Solved – Split clustered data into calibration and validation sample (Cross validation)

cross-validationmachine learning

I have a dataset with >800 cases ($n$) from >30 ($k$) different organisations (clustered data). The number of cases within each organisation differ (unbalanced data; e.g.: organisation 1 = 30 cases, organisation 2 = 13 cases …).

I want to randomly split the dataset into a calibration (training) and a validation (test) sample in order to cross-validate a structural equation model.

However, I am unsure how I should actually do the split. In my opinion, there are two valid options:

  1. Randomly splitting the dataset neglecting the clustering into different organisations (randomly choosing participants from different organisations).
  2. Randomly splitting the dataset based on the clustering (i.e., randomly choosing $k_a = k/2$ organisations for the calibration sample and $k_b = k – k_a$ organisations for the validation sample).

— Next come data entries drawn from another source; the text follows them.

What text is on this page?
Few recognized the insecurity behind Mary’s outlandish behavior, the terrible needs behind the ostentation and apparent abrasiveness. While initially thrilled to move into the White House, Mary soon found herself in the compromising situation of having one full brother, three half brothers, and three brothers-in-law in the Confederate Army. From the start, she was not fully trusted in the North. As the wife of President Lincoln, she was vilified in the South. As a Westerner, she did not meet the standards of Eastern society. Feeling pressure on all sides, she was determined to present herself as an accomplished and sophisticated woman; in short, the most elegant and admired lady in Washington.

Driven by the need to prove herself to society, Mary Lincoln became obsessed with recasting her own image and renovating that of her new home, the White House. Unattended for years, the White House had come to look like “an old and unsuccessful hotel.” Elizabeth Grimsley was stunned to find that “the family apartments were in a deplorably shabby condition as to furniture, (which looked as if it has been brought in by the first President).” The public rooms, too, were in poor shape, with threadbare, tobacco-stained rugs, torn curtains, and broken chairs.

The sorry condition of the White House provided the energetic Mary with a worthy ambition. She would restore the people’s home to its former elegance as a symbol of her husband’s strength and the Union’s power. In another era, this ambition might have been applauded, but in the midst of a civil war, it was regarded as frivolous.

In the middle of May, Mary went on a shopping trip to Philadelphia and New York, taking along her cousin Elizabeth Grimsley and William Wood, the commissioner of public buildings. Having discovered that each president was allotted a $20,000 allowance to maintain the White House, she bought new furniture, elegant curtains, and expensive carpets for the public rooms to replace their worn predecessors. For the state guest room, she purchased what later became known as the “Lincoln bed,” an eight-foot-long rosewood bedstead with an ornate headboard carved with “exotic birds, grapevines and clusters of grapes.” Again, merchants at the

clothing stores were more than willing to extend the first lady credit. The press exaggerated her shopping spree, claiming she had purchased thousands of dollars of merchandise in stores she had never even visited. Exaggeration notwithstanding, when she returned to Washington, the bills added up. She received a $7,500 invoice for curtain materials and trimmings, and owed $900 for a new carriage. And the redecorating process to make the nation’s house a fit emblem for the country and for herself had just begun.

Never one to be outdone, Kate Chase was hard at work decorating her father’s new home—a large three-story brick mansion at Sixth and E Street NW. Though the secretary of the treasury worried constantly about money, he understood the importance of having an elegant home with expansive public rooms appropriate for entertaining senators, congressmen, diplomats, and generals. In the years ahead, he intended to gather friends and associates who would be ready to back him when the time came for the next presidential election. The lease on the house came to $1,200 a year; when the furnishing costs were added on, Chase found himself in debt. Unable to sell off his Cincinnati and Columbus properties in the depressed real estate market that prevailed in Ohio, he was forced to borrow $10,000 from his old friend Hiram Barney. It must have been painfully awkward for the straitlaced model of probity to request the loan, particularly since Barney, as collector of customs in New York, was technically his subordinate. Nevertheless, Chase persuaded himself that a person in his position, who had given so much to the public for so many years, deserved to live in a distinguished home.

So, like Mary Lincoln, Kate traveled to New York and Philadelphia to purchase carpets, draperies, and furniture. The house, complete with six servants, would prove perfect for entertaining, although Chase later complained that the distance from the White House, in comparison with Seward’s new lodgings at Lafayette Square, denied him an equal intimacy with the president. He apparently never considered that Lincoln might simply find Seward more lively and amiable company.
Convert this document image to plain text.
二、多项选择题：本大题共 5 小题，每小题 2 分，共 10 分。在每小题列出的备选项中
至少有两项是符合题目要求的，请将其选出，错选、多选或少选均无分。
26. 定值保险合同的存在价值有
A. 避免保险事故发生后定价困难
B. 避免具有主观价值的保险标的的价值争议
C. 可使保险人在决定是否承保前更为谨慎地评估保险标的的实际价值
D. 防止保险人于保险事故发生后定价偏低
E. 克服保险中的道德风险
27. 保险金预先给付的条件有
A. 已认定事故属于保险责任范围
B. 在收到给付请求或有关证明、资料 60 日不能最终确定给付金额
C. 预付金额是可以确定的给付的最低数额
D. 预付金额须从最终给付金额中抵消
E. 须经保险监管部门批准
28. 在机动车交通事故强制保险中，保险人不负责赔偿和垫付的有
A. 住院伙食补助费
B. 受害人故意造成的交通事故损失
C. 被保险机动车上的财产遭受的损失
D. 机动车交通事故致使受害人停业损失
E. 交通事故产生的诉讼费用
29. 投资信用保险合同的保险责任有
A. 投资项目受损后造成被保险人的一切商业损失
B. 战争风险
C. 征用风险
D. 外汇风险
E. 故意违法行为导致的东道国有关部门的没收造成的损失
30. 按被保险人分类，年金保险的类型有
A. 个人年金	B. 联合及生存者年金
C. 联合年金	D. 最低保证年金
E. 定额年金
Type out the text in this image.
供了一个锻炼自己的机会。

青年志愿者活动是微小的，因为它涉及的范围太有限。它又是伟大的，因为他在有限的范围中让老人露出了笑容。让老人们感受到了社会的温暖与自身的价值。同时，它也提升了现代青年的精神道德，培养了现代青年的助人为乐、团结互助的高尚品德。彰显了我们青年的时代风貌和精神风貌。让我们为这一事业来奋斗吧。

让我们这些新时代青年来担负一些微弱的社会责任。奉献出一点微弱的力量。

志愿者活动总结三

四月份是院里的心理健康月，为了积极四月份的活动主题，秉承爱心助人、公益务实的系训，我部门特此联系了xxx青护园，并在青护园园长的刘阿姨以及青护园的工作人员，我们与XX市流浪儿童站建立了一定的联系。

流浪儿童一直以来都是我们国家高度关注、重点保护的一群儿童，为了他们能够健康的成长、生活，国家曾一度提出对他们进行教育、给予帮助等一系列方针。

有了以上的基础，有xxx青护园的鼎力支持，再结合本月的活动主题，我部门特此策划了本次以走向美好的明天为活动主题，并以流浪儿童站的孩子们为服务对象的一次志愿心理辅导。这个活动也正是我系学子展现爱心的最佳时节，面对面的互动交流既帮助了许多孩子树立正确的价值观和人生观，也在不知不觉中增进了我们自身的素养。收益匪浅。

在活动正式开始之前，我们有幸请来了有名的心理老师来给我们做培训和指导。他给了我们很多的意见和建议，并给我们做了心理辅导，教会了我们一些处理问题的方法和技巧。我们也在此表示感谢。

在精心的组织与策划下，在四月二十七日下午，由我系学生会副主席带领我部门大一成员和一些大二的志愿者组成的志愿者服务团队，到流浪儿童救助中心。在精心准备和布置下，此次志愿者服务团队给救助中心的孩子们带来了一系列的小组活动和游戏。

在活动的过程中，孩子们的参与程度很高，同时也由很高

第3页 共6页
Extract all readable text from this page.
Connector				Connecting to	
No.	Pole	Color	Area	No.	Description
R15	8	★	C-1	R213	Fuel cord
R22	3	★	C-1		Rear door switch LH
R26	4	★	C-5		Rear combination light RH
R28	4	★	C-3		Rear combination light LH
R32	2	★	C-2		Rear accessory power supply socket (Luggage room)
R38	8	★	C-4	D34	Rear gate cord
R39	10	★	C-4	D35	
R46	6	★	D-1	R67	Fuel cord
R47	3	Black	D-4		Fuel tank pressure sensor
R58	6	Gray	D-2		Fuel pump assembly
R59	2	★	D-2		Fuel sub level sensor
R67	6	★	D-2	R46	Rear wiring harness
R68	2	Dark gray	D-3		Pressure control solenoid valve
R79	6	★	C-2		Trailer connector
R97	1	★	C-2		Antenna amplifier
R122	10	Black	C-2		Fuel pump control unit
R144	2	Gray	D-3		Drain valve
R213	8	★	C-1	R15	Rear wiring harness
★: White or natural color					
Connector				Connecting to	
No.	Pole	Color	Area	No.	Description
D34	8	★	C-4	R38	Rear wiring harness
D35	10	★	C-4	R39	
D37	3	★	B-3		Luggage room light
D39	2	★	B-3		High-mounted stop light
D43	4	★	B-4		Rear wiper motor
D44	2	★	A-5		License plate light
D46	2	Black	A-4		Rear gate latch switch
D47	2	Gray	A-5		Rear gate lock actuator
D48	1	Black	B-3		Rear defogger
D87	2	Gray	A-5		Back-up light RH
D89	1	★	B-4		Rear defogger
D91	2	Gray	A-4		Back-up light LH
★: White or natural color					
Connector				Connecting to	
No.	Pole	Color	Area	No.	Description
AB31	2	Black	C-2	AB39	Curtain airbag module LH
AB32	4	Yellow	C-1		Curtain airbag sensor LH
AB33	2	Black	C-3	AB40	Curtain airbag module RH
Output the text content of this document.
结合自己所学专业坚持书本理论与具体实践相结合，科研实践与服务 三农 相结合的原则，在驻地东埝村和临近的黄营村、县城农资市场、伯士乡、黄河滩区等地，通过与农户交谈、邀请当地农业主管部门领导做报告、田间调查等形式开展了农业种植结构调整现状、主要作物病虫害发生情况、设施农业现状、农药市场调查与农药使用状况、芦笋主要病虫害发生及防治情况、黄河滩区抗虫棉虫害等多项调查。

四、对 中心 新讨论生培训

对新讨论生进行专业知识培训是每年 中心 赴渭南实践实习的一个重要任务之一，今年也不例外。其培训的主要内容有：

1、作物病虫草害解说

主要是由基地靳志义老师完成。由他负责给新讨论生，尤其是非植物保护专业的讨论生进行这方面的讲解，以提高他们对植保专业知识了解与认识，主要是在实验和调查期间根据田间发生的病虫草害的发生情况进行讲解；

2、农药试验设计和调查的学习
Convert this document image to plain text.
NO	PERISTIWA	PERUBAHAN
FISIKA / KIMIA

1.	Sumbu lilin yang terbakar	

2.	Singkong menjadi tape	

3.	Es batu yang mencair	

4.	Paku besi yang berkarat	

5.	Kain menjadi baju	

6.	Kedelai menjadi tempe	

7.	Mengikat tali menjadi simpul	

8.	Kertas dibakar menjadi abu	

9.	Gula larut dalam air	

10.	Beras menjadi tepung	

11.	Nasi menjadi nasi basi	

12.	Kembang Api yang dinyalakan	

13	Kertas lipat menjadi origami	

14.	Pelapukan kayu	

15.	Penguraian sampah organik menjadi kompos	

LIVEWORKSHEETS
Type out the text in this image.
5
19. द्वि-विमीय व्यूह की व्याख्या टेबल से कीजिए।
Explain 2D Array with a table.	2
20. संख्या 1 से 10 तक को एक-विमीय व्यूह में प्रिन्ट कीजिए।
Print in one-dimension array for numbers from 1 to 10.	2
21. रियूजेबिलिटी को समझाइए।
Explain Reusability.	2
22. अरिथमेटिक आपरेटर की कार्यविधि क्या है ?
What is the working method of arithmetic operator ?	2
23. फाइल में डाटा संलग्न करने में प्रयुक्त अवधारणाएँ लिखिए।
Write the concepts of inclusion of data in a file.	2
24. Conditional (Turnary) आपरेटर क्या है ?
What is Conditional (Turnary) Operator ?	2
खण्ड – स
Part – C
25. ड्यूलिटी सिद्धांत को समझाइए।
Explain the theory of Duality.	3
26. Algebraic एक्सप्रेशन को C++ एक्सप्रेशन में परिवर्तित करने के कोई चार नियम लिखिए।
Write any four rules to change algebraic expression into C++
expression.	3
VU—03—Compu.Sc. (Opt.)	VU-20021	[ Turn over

Option 1 has the advantage that I get two samples that have identical sample sizes ($n_a = n_b$). Option 2, on the other hand, has the advantage to take the clustered data structure into account but produces samples with different sample sizes ($n_a \neq n_b$).

Is there a preferred way to split datasets in cases of clustered data structures?

Ps.: I calculated intraclass correlation coefficients (ICC1, in R with multilevel::mult.icc) for all dependent variables. The ICC is below .1 for all variables. It can therefore be assumed that only small amounts of variance are explained due to organisational membership.

PPs.: I added machine-learning as tag since cross validation is often done in this field.

Edit:

I reconsidered the whole problem and came up with another option:

  1. Randomly choosing ~50% of individuals out of each of the $k$ different organisations. This approach would allow to keep the original cluster structure in both subsamples and $n_a = n_b$.

However, I am still quite unsure how to tackle the subsetting since I do not have a rational that guides me. I didn't not find literature yet that considers such issues.

Best Answer

Your sample size of 800 is too low by an order of magnitude for data splitting to be a reliable validation method. You will get much different results each time you split. I suggest using the optimism bootstrap, repeating all possible modeling steps each of say 400 times.

In the R rms package validate and calibrate series of functions there are options for clustered/grouped bootstrapping.